В японской фразе нет главного и второстепенного, все рав­нозначно и взаимоуравновешено, как уравновешены иероглифы, самостоятельные мыслеобразы и азбука (слоговая азбука — кана) существуют в согласии (так еще можно перевести иероглиф ее), уравновешивая друг друга. Иероглифы и азбука создают общее поле японской культуры. А если иметь в виду, что при написании иероглифов работает правое, «образное» полушарие мозга, а азбуки — левое, «логическое», то сама письменность располагает к образно-логическому мышлению, к гармоничной личности. Закон сбалансированности (ва) определил мировоззренческую парадигму японцев: акцент не на том, что всего по два, а на том, что эти два — одно: отними одну половину — другая погибнет. Конечно, западный ум находил свой способ независимости. Дух восходил к Свободе; в этом, собственно, пафос его культуры. Но меня в дан­ном случае интересует связь формы мышления с формами искус­ства, прямая и обратная. Тип мышления не мог не сказаться на том, что делалось. При внимательном взгляде можно обнаружить нечто общее в архитектуре, в композиции многоярусных японских пагод, в свитках японской живописи, в планировке японских садов, дорожки которых не посыпаны сплошь песком или галькой, а выложены разной величины камнями, которые лежат свободно, каждый сам по себе. Такая дорога показалась бы нам неокончен­ной, незавершенной, настолько глаз привык к сплошной линии, к ровной плоскости.

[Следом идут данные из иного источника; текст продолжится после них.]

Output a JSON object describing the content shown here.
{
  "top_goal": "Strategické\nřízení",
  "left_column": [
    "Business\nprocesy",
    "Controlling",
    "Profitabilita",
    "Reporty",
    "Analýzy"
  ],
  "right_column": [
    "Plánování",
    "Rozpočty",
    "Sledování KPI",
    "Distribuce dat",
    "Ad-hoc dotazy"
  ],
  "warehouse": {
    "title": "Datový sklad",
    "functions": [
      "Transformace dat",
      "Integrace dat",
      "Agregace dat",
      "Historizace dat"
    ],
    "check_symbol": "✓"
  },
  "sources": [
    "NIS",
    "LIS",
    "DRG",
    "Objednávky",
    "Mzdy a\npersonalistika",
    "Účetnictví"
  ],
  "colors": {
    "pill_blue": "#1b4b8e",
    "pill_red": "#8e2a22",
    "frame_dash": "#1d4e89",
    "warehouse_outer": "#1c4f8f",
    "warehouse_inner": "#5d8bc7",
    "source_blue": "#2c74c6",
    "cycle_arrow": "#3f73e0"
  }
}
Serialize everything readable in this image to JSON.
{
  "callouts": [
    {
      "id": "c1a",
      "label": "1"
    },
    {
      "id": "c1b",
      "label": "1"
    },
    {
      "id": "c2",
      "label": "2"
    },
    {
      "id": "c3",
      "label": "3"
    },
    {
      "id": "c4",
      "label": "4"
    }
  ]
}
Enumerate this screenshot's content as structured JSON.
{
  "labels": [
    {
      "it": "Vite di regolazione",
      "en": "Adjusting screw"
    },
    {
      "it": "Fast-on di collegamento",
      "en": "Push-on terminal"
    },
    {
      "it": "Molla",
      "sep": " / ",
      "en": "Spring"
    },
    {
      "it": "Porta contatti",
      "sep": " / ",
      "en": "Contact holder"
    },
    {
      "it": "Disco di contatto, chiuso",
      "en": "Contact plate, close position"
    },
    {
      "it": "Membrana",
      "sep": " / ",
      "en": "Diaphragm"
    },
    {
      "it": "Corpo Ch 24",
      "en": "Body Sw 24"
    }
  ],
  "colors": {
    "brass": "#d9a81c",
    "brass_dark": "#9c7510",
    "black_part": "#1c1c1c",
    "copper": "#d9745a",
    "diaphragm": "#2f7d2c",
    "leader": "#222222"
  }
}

Но вернемся к статье. В 1973 году я получила, к своей радо­сти, несколько номеров журнала «Восток» с переводом моей статьи и с откликами японских профессоров12. Здесь и оценка, и одобрение метода, и уточнения — в общем, тот диалог, в котором нуждается культура. Японские ученые согласились, что англий­ский перевод «Япония, прекрасная, и я» не отражает того, что хотел сказать Кавабата. Не отражает именно потому, что в анг­лийском переводе опущена сакраментальная частица но. («Уцуку-сий Нихон-но ватакуси»: Уцукусий = красивый, Нихон = Япония, ватакуси = я.) Но — не просто частица родительного падежа, а свидетель всеобщей связи, «одного во всем и всего в одном». Этот иероглиф похож на виток спирали и выполняет особую функцию в языке, соединяя между собой все возможные пары не по принципу «и то, и то» или «сначала это, потом то», а по принципу «это есть то». Тип связи, олицетворяемый частицей ко, позволяет не рас­пасться множеству, соединяя все на всех уровнях микро- и макро­мира, в соответствии с голографической структурой или многомер­ным мышлением. Поэтому невозможным оказался однозначный союз и (and), и я прибегла к инверсии — «Красотой Японии рожденный».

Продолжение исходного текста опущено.